JAIR Journal 2024 Journal Article

Decision-Focused Learning: Foundations, State of the Art, Benchmark and Future Opportunities

  • Jayanta Mandi
  • James Kotary
  • Senne Berden
  • Maxime Mulamba
  • Victor Bucarey
  • Tias Guns
  • Ferdinando Fioretto

Decision-focused learning (DFL) is an emerging paradigm that integrates machine learning (ML) and constrained optimization to enhance decision quality by training ML models in an end-to-end system. This approach shows significant potential to revolutionize combinatorial decision-making in real-world applications that operate under uncertainty, where estimating unknown parameters within decision models is a major challenge. This paper presents a comprehensive review of DFL, providing an in-depth analysis of both gradient-based and gradient-free techniques used to combine ML and constrained optimization. It evaluates the strengths and limitations of these techniques and includes an extensive empirical evaluation of eleven methods across seven problems. The survey also offers insights into recent advancements and future research directions in DFL.

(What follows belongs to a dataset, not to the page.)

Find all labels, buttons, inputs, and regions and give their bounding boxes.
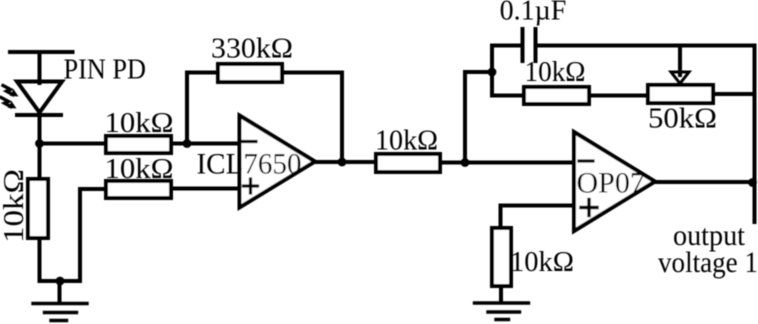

AAAI Conference 2024 Conference Paper

Learning to Learn in Interactive Constraint Acquisition

  • Dimosthenis Tsouros
  • Senne Berden
  • Tias Guns

Constraint Programming (CP) has been successfully used to model and solve complex combinatorial problems. However, modeling is often not trivial and requires expertise, which is a bottleneck to wider adoption. In Constraint Acquisition (CA), the goal is to assist the user by automatically learning the model. In (inter)active CA, this is done by interactively posting queries to the user, e.g. does this partial solution satisfy your (unspecified) constraints or not. While interactive CA methods learn the constraints, the learning is related to symbolic concept learning, as the goal is to learn an exact representation. However, a large number of queries is required to learn the model, which is a major limitation. In this paper, we aim to alleviate this limitation by tightening the connection of CA and Machine Learning (ML), by, for the first time in interactive CA, exploiting statistical ML methods. We propose to use probabilistic classification models to guide interactive CA queries to the most promising parts. We discuss how to train classifiers to predict whether a candidate expression from the bias is a constraint of the problem or not, using both relation-based and scope-based features. We then show how the predictions can be used in all layers of interactive CA: the query generation, the scope finding, and the lowest-level constraint finding. We experimentally evaluate our proposed methods using different classifiers and show that our methods greatly outperform the state of the art, decreasing the number of queries needed to converge by up to 72%.

AAAI Conference 2023 System Paper

Sudoku Assistant – an AI-Powered App to Help Solve Pen-and-Paper Sudokus

  • Tias Guns
  • Emilio Gamba
  • Maxime Mulamba
  • Ignace Bleukx
  • Senne Berden
  • Milan Pesa

The Sudoku Assistant app is an AI assistant that uses a combination of machine learning and constraint programming techniques, to interpret and explain a pen-and-paper Sudoku scanned with a smartphone. Although the demo is about Sudoku, the underlying techniques are equally applicable to other constraint solving problems like timetabling, scheduling, and vehicle routing.